If you set save_best_only=True the checkpoint saves the model weights for the epoch that had the "best" performance. For example if your were monitoring 'val_loss' then it will save the model for the epoch with the lowest validation loss. If save_best_only=False then the model is saved at the end of each epoch regardless of the value of the metric being monitored. Of course if you do not use special formatting for the model save path then the save weights will be over written at the end of each epoch.
I was wondering why do we need to save the model while training ?
isn't enough to save it once at the beginning of the train and then only save the weights during the train ?
I mean , The model isn't changing during the train , why this boolean is need for ?
class ModelCheckpoint(Callback):
...
save_weights_only: if True, then only the model's weights will be saved.
...
Thanks !
Its not a need or requirement, its just convenience. In a typical DL/DS workflow, you train a lot of models with different configurations and it is quite easy to get lost. Maybe you now have saved the weights for the best model but you don't remember which model configuration it was used. That information is not part of the weights and has to be recorded separately.
Then Keras provides a simple solution, to store the mode (which takes less than 10 KB) along with the weights, so in the case that you lose the original model configuration, it is still saved in the same HDF5 file.
Also consider the case where you send the model weights to someone else without the model configuration, how can you load the weights without a model? Again its just convenience.
Using Tensorflow (tf.contrib.slim in particular) we are required to calibrate a few parameters to produce the graphs that we want at tensorboard.
Saving a summary interval is more clear for us what it does. It saves the value (or an average of them?) of a particular point in the graph at the interval provided.

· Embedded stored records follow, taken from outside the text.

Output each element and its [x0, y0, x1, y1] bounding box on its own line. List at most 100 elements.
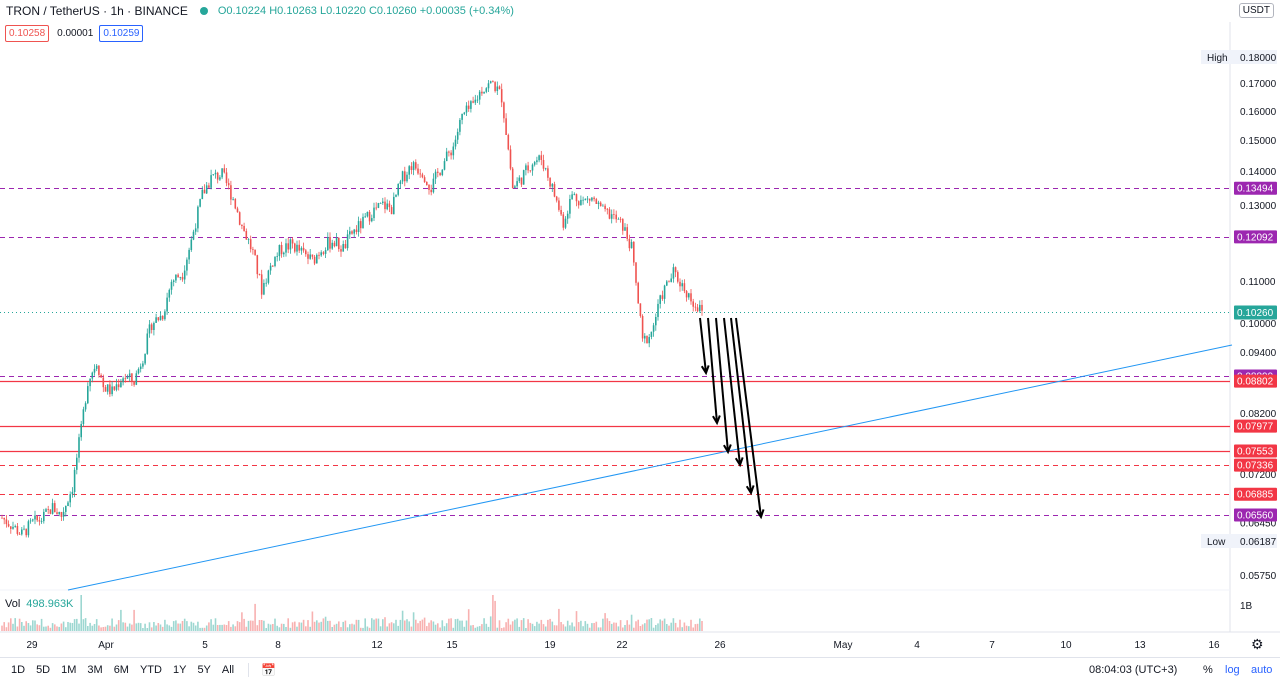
range-5d[interactable]: 5D: [36, 664, 51, 676]
candle-221: [487, 80, 490, 92]
candle-body: [67, 502, 69, 506]
candle-body: [65, 505, 67, 512]
candle-body: [135, 373, 138, 385]
change-value: +0.00035 (+0.34%): [419, 5, 514, 17]
volume-bar: [238, 622, 241, 631]
volume-bar: [93, 624, 96, 631]
candle-body: [571, 194, 573, 199]
candle-236: [520, 177, 523, 187]
candle-25: [56, 508, 58, 515]
volume-bar: [60, 623, 63, 631]
candle-229: [505, 113, 507, 135]
volume-bar: [652, 627, 655, 631]
log-toggle[interactable]: log: [1225, 664, 1240, 676]
candle-body: [40, 521, 43, 522]
volume-bar: [637, 619, 639, 631]
candle-body: [214, 172, 217, 175]
candle-body: [569, 199, 571, 214]
volume-bar: [280, 623, 283, 631]
volume-bar: [14, 618, 16, 631]
candle-141: [311, 254, 314, 260]
price-tick-3: 0.15000: [1240, 136, 1277, 147]
percent-toggle[interactable]: %: [1203, 664, 1213, 676]
level-tag-3: 0.08802: [1234, 374, 1277, 388]
volume-bar: [564, 626, 567, 631]
candle-body: [395, 194, 397, 197]
candle-93: [205, 182, 208, 194]
candle-body: [219, 177, 221, 180]
candle-body: [120, 382, 122, 388]
volume-bar: [397, 625, 399, 631]
price-tick-9: 0.08200: [1240, 409, 1277, 420]
candle-140: [309, 249, 311, 260]
candle-body: [540, 155, 543, 160]
volume-bar: [87, 626, 89, 631]
candle-body: [23, 528, 25, 530]
candle-33: [73, 467, 76, 498]
candle-body: [102, 377, 105, 388]
volume-bar: [170, 626, 173, 631]
candle-251: [553, 181, 556, 198]
range-6m[interactable]: 6M: [113, 664, 129, 676]
price-chart[interactable]: 0.18000 0.17000 0.16000 0.15000 0.14000 0.130…: [0, 0, 1280, 657]
candle-42: [93, 364, 96, 376]
candle-40: [89, 378, 91, 392]
volume-bar: [553, 625, 556, 631]
candle-body: [699, 304, 701, 312]
candle-165: [364, 213, 366, 218]
volume-bar: [362, 627, 364, 631]
volume-bar: [437, 623, 439, 631]
range-3m[interactable]: 3M: [87, 664, 103, 676]
candle-body: [538, 155, 540, 161]
candle-175: [386, 199, 388, 211]
goto-date-icon[interactable]: 📅: [261, 663, 277, 677]
currency-button[interactable]: USDT: [1238, 3, 1274, 18]
range-5y[interactable]: 5Y: [197, 664, 211, 676]
volume-bar: [38, 625, 41, 631]
candle-16: [36, 515, 38, 522]
candle-99: [219, 175, 221, 181]
range-1y[interactable]: 1Y: [172, 664, 187, 676]
candle-body: [186, 259, 188, 271]
candle-173: [382, 197, 384, 205]
volume-bar: [507, 618, 510, 631]
candle-body: [639, 303, 642, 316]
buy-button[interactable]: 0.10259: [99, 25, 144, 42]
range-1m[interactable]: 1M: [61, 664, 77, 676]
range-all[interactable]: All: [221, 664, 235, 676]
candle-body: [496, 86, 499, 91]
candle-154: [340, 245, 342, 257]
candle-177: [390, 204, 393, 215]
volume-bar: [172, 621, 175, 631]
candle-body: [685, 291, 688, 298]
candle-body: [415, 162, 417, 169]
range-ytd[interactable]: YTD: [139, 664, 162, 676]
candle-body: [518, 177, 521, 182]
clock[interactable]: 08:04:03 (UTC+3): [1089, 664, 1178, 676]
volume-bar: [150, 627, 153, 631]
candle-81: [179, 276, 182, 281]
candle-body: [190, 239, 193, 250]
candle-body: [82, 409, 85, 424]
candle-18: [40, 517, 43, 524]
candle-313: [690, 289, 692, 305]
candle-body: [36, 515, 38, 521]
volume-bar: [624, 625, 626, 631]
candle-body: [263, 283, 265, 295]
level-tag-5: 0.07553: [1234, 444, 1277, 458]
candle-109: [241, 224, 243, 230]
volume-bar: [395, 619, 397, 631]
candle-body: [241, 224, 243, 226]
auto-toggle[interactable]: auto: [1251, 664, 1273, 676]
low-label: Low 0.06187: [1201, 534, 1277, 548]
volume-bar: [379, 626, 382, 631]
symbol-title[interactable]: TRON / TetherUS · 1h · BINANCE: [6, 4, 188, 18]
candle-body: [472, 101, 474, 103]
volume-bar: [131, 624, 133, 631]
candle-body: [353, 229, 355, 234]
candle-55: [122, 376, 124, 386]
candle-body: [157, 317, 160, 321]
chart-settings-icon[interactable]: ⚙: [1251, 636, 1264, 652]
range-1d[interactable]: 1D: [11, 664, 26, 676]
sell-button[interactable]: 0.10258: [5, 25, 50, 42]
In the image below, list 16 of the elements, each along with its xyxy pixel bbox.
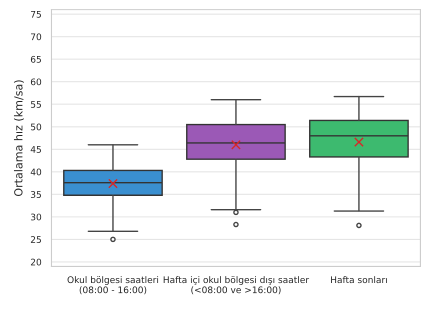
- y-tick-label: 30: [30, 214, 42, 220]
- y-tick-label: 75: [31, 10, 41, 18]
- y-axis-title: Ortalama hız (km/sa): [14, 80, 24, 196]
- y-tick-label: 40: [30, 168, 42, 176]
- y-tick-label: 60: [30, 78, 42, 86]
- x-tick-label: Hafta sonları: [331, 276, 387, 284]
- y-tick-label: 20: [30, 258, 42, 266]
- y-tick-label: 25: [30, 236, 41, 243]
- y-tick-label: 55: [30, 101, 41, 108]
- y-tick-label: 35: [30, 191, 41, 198]
- y-tick-label: 70: [31, 33, 42, 40]
- x-tick-label: Hafta içi okul bölgesi dışı saatler (<08:00 ve >16:00): [164, 276, 310, 294]
- y-tick-label: 65: [30, 56, 41, 63]
- y-tick-label: 50: [30, 123, 42, 130]
- y-tick-label: 45: [30, 146, 41, 153]
- x-tick-label: Okul bölgesi saatleri (08:00 - 16:00): [68, 276, 158, 294]
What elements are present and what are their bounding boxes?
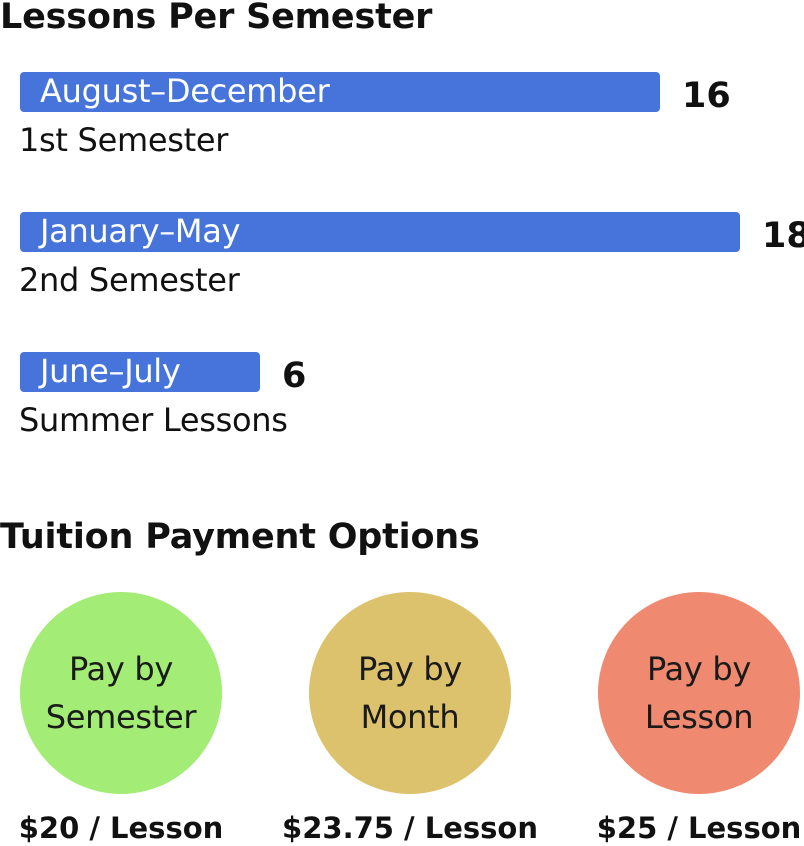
bar-value-label: 16 [682, 76, 731, 116]
bar-date-range-label: January–May [40, 212, 241, 250]
payment-option-label-line1: Pay by [357, 650, 463, 688]
payment-option-label-line1: Pay by [646, 650, 752, 688]
lessons-chart-title: Lessons Per Semester [0, 0, 433, 37]
payment-option-label-line2: Lesson [644, 698, 754, 736]
bar-category-label: 2nd Semester [19, 261, 240, 299]
payment-option-circle: Pay by Lesson [598, 592, 800, 794]
payment-option-price: $25 / Lesson [596, 811, 802, 845]
payment-option-lesson: Pay by Lesson $25 / Lesson [597, 592, 801, 845]
bar: August–December [20, 72, 660, 112]
bar: June–July [20, 352, 260, 392]
payment-option-price: $23.75 / Lesson [282, 811, 538, 845]
payment-option-label: Pay by Lesson [609, 645, 789, 741]
bar-date-range-label: June–July [40, 352, 181, 390]
payment-option-label: Pay by Month [320, 645, 500, 741]
payment-option-label-line1: Pay by [68, 650, 174, 688]
bar-row: June–July 6 Summer Lessons [19, 352, 804, 442]
payment-option-circle: Pay by Semester [20, 592, 222, 794]
bar-value-label: 18 [762, 216, 804, 256]
payment-option-label-line2: Month [360, 698, 460, 736]
payment-option-label: Pay by Semester [31, 645, 211, 741]
bar-row: January–May 18 2nd Semester [19, 212, 804, 302]
payment-option-price: $20 / Lesson [18, 811, 224, 845]
payment-option-label-line2: Semester [45, 698, 197, 736]
bar-category-label: 1st Semester [19, 121, 229, 159]
tuition-section-title: Tuition Payment Options [0, 517, 480, 557]
bar-value-label: 6 [282, 356, 307, 396]
bar-category-label: Summer Lessons [19, 401, 288, 439]
bar-row: August–December 16 1st Semester [19, 72, 804, 162]
bar: January–May [20, 212, 740, 252]
payment-option-semester: Pay by Semester $20 / Lesson [19, 592, 223, 845]
bar-date-range-label: August–December [40, 72, 330, 110]
payment-option-month: Pay by Month $23.75 / Lesson [282, 592, 538, 845]
payment-option-circle: Pay by Month [309, 592, 511, 794]
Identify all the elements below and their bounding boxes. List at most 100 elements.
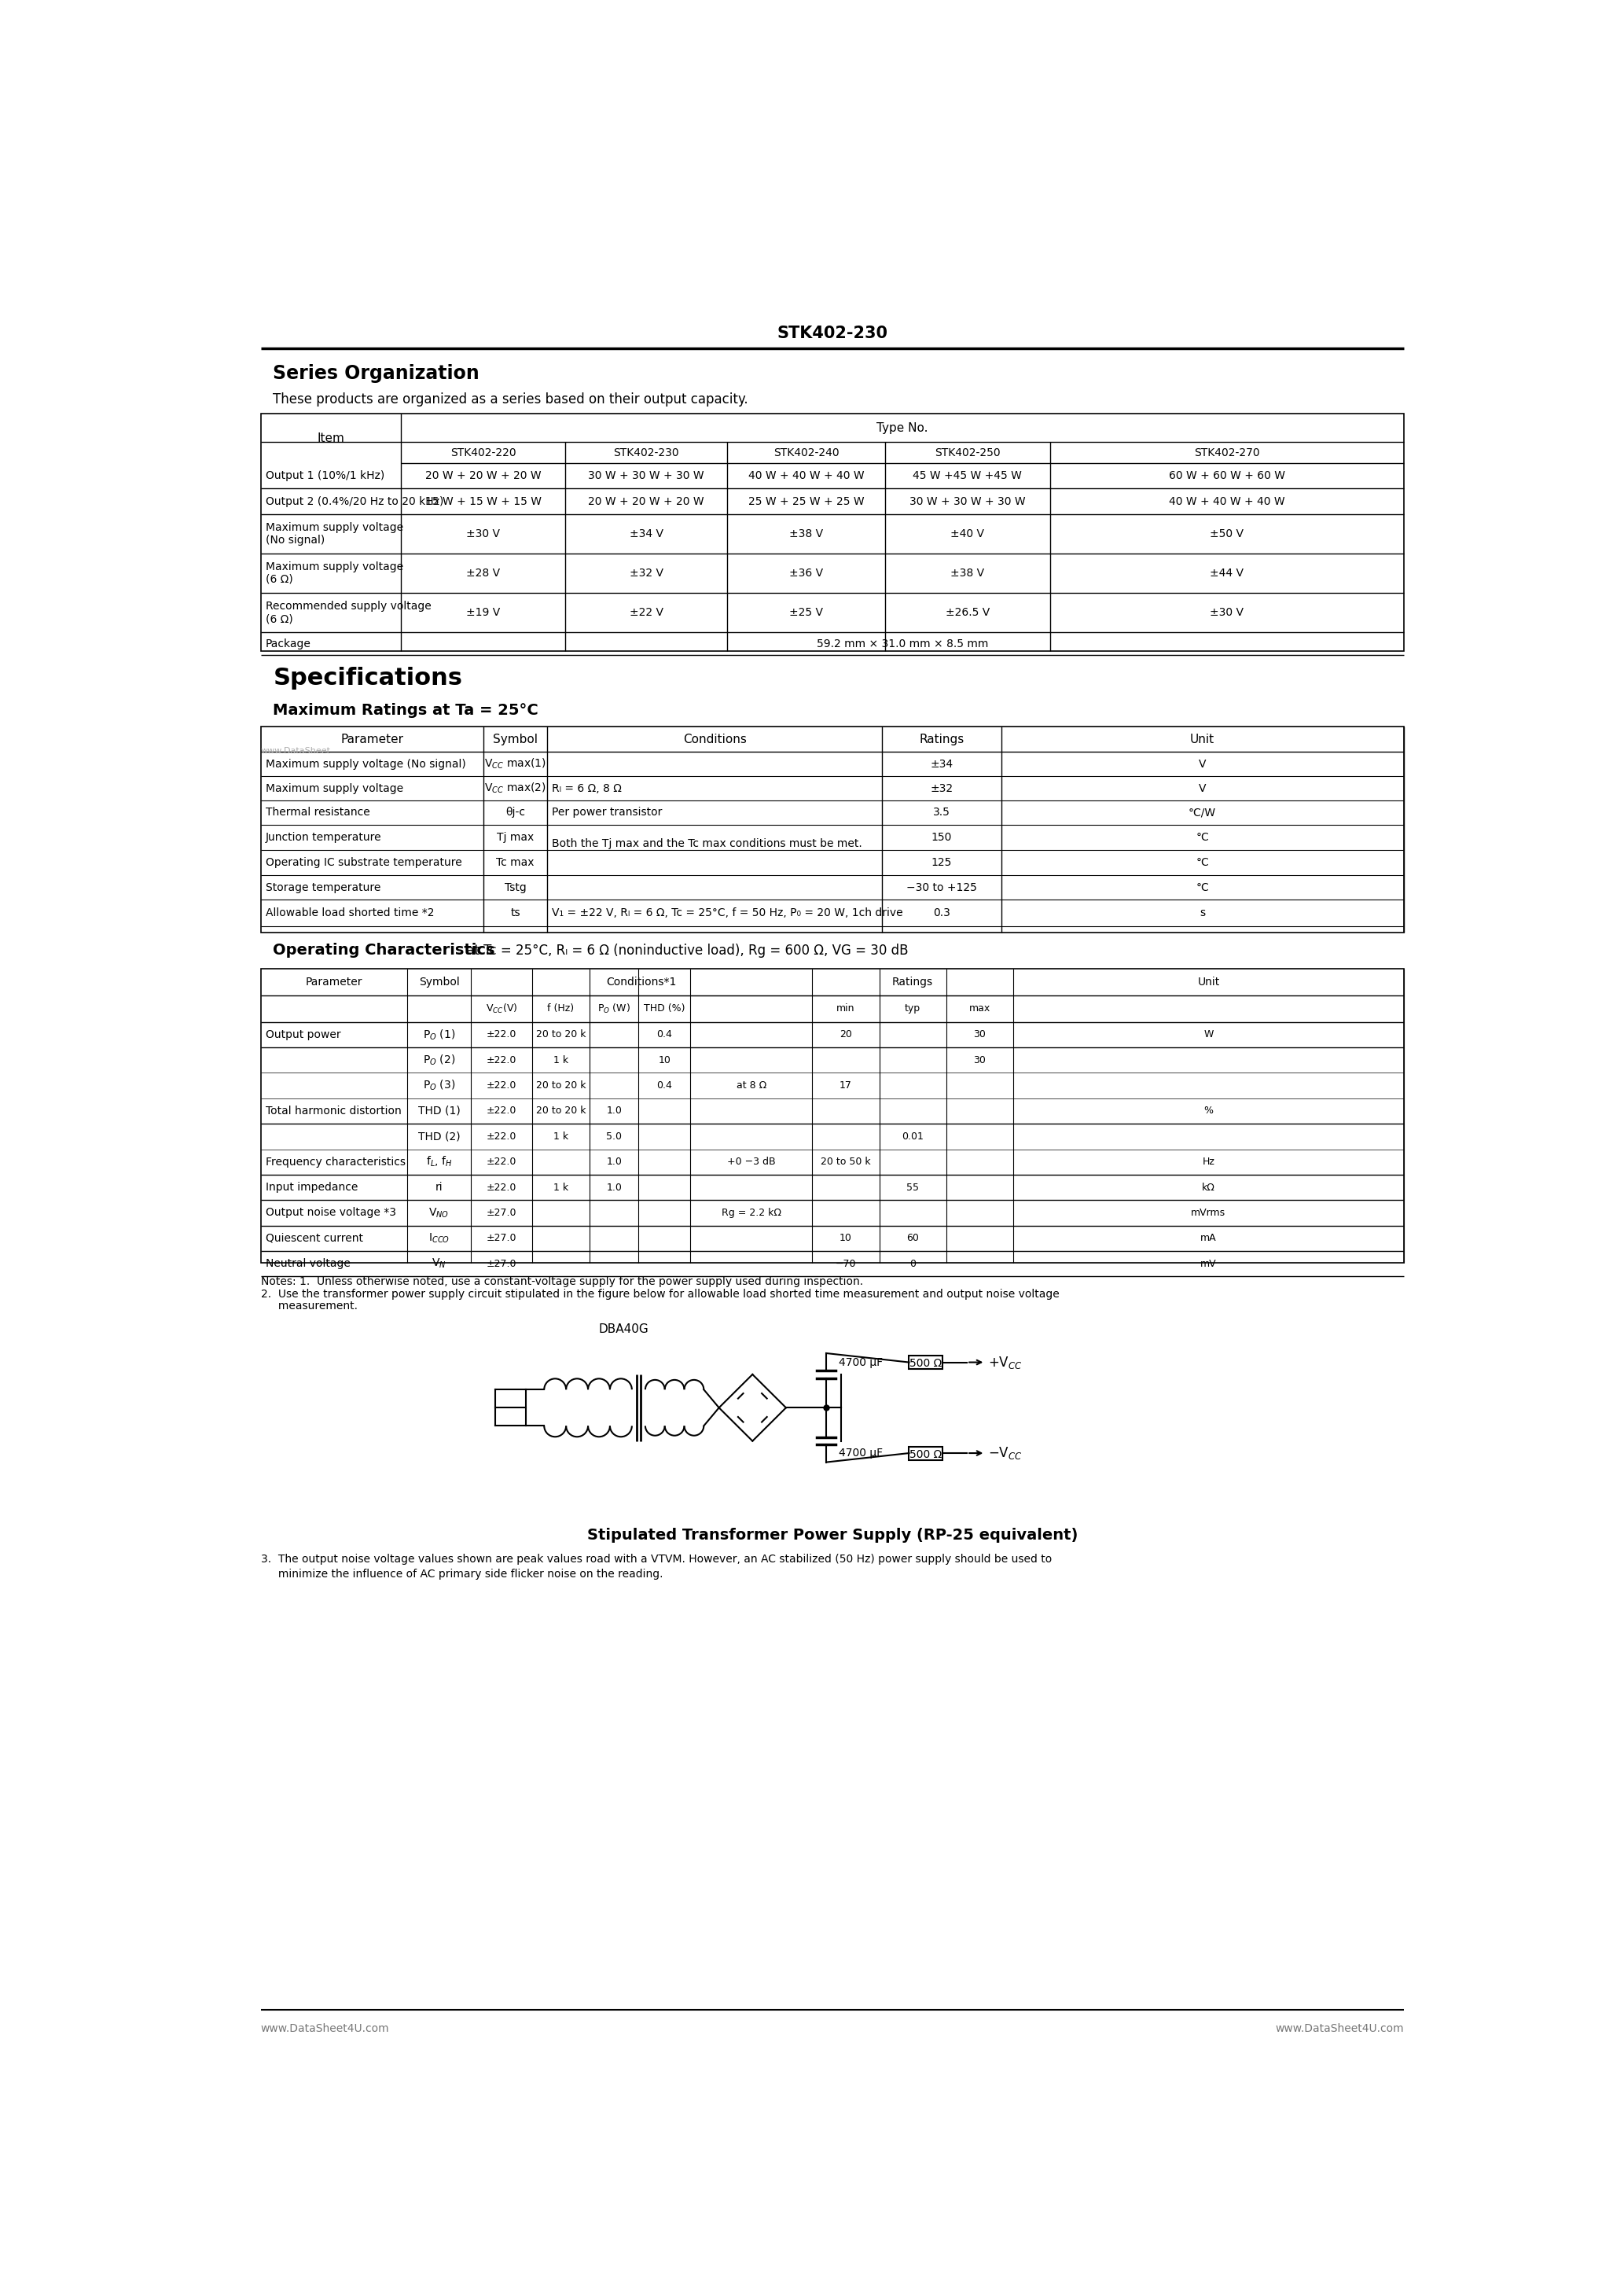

Now checkpoints for saving the model itself why should be required at the training process? Does the model changes?.. Not sure how this works
You save the model to checkpoints because the Variables in the model, including neural network weights and biases and the global_step counter, keep changing during the training process. The structure of the model doesn't change. The saved checkpoints allow you to load the trained model for serving and to resume training later.